Thursday 22 May 2014

DB instance is not coming up with InnoDB: Fatal : Cannot initialize AIO sub-system error.

InnoDB: Fatal : Cannot initialize AIO sub-system

PROBLEM :

While setting up multiple MySQL DB instances on a singe Linux server, while bringing up the DB instance its resulting the following error, and the DB instance is not coming up.

ERROR DETAILS :

2014-05-20 10:11:15 2b6b7f997520 InnoDB: Warning: io_setup() failed with EAGAIN. Will make 5 attempts before giving up.
InnoDB: Warning: io_setup() attempt 1 failed.
InnoDB: Warning: io_setup() attempt 2 failed.
InnoDB: Warning: io_setup() attempt 3 failed.
InnoDB: Warning: io_setup() attempt 4 failed.
InnoDB: Warning: io_setup() attempt 5 failed.
2014-05-20 10:11:18 2b6b7f997520 InnoDB: Error: io_setup() failed with EAGAIN after 5 attempts.
InnoDB: You can disable Linux Native AIO by setting innodb_use_native_aio = 0 in my.cnf
2014-05-20 10:11:18 623 [ERROR] InnoDB: Fatal : Cannot initialize AIO sub-system
2014-05-20 10:11:18 623 [ERROR] Plugin 'InnoDB' init function returned error.
2014-05-20 10:11:18 623 [ERROR] Plugin 'InnoDB' registration as a STORAGE ENGINE failed.
2014-05-20 10:11:18 623 [ERROR] Unknown/unsupported storage engine: InnoDB
2014-05-20 10:11:18 623 [ERROR] Aborting


SOLUTION :

1) One quick solution to this, according to the error log we can start the DB instance by adding innodb_use_native_aio = 0 to configuration file. which is not a good and permanent solution.

Running with a large number of InnoDB I/O threads, and especially running multiple such instances on the same server machine, can exceed capacity limits on Linux systems.
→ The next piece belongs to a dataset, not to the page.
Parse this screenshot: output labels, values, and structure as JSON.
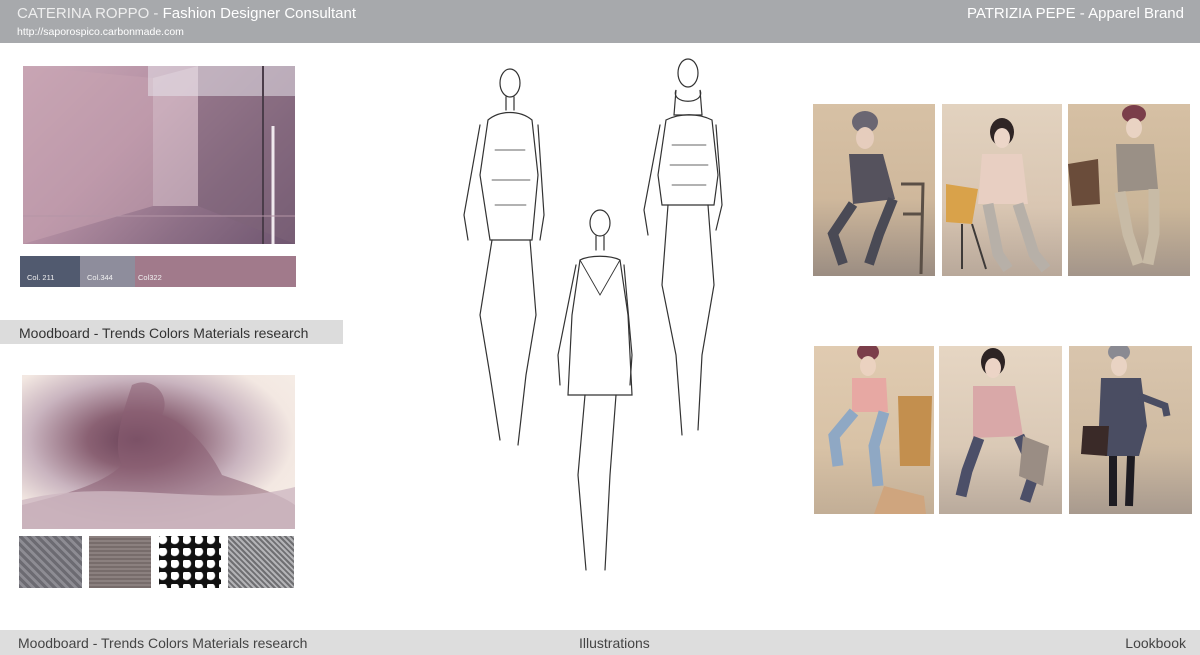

In this case, you may receive the following error:

EAGAIN: The specified maxevents exceeds the user's limit of available events.

You can typically address this error by writing a higher limit to /proc/sys/fs/aio-max-nr.

However, if a problem with the asynchronous I/O subsystem in the OS prevents InnoDB from starting, you can start the server with innodb_use_native_aio=0 disabled (use innodb_use_native_aio=0 in the option file). This option may also be turned off automatically during startup if InnoDB detects a potential problem such as a combination of tmpdir location, tmpfs filesystem, and Linux kernel that does not support AIO on tmpfs.

For more information about "innodb_use_native_aio" go through http://dev.mysql.com/doc/refman/5.6/en/innodb-parameters.html#sysvar_innodb_use_native_aio

2) The right and permanent solution to this problem is as follows:

Check what is the value of "aio-max-nr" as follows

cat /proc/sys/fs/aio-max-nr
65536

Increase the value of aio-max-nr to higher value as follows

Add the following to /etc/sysctl.cnf and reload
fs.aio-max-nr=1048576
fs.file-max = 6815744

cat /proc/sys/fs/aio-max-nr
1048576

Started the DB instance and it came up without any issues.